Cada elemento pode formular outras dimensões - Ao final do processo resulta uma imagem visual cuja estrutura é inteiramente visível. Do contexto formal dessa imagem se estendem distintas qualificações expressivas para cada traço. Em cada uma das posições do plano (em cima, em baixo, dos lados, no centro em justa posições ou em super posições, através de possíveis semelhanças formais ou contrastes explicita-se uma determinada função espacial. Essas funções se conjugam em uma forma… A noção fundamental é que a forma sempre significa organização, ordenação, estrutura. Essa organização pode estar apenas implícita, mas quando percebemos os limites de uma forma, na realidade já estamos percebendo sua estrutura… E sendo síntese as formas condensam conteúdos de significados múltiplos e complexos: sentimentos de vida, visões de ser.
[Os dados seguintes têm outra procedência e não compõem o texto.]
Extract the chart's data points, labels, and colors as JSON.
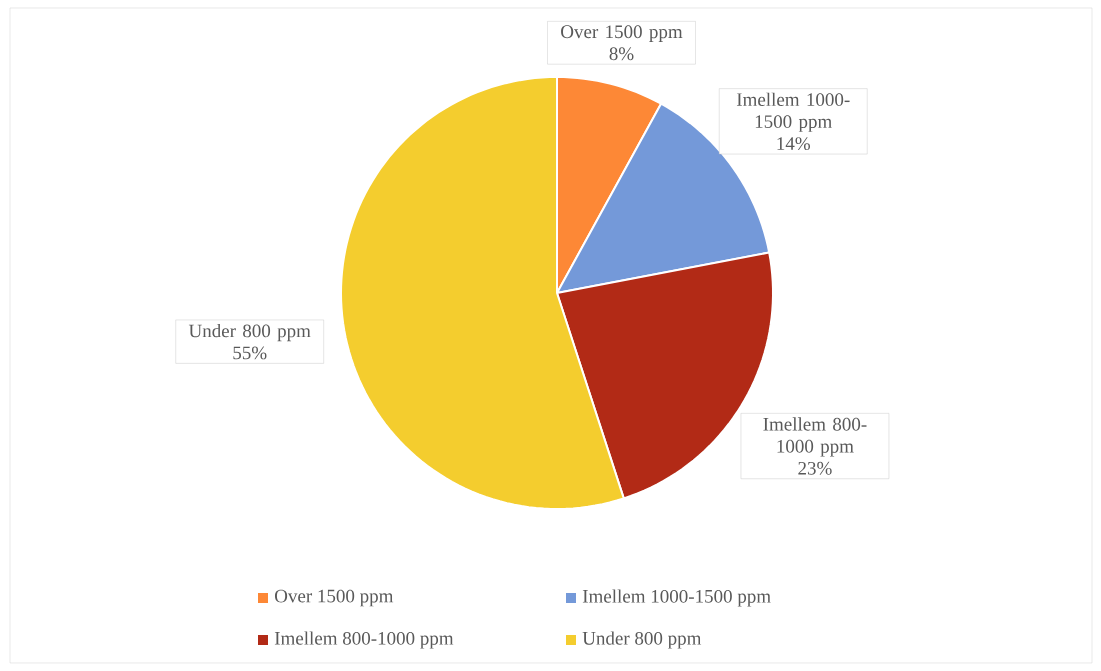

Depois dessa explanação vamos agora raciocinar a respeito dos elementos espaciais dos desenhos Karajá. O que eles podem nos dizer ? Bem, podemos dizer que os desenhos…

Não apresentam profundidade.

Obs: Na organização da superfície percebemos as duas dimensões altura e largura. Essas são de tal forma integradas que não podem ser vistas sem a outra, cada uma prendendo a outra no espaço … Se uma das dimensões prevalecer visualmente um certo movimento poderá se restabelecer para a área toda, impulsionando na direção dominante. Notamos, portanto, o seguinte efeito característico para as superfícies: reduzindo-se o movimento visual, reduz-se o fluir do tempo.

Não apresentam tensões. Não podem ser interpretados como alegre ou triste. Porém observamos que alguns desenhos são mais densos, do que outros. Esse dado pode estar a indicar diferentes níveis de sensibilidade, assim como alguns indicam uma atmosfera soturna, e outros uma atmosfera mais solta, mais livre, mais clara.

Obs: Os desenhos primitivos da pré-história eram dramáticos.

Apresentam caráter cíclico.

Obs: Para os egípcios, as inundações cíclicas do Nilo significavam o retorno do mundo a um estado de caos primevo, apagando os vestígios da existência humana, de limites e de fronteiras erigidos pelos homens. Ao baixarem as águas, a vida se reiniciava anualmente com o restabelecimento de limites, demarcando e distribuindo os campos cultiváveis e também reintroduzindo uma certa medida de ordem no universo humano. Completava-se, assim, o ciclo eterno de vida-morte-renascimento.

Apresentam ritmo da respiração, ritmo contínuo.

Obs: O ritmo está presente nas semelhanças e tensões.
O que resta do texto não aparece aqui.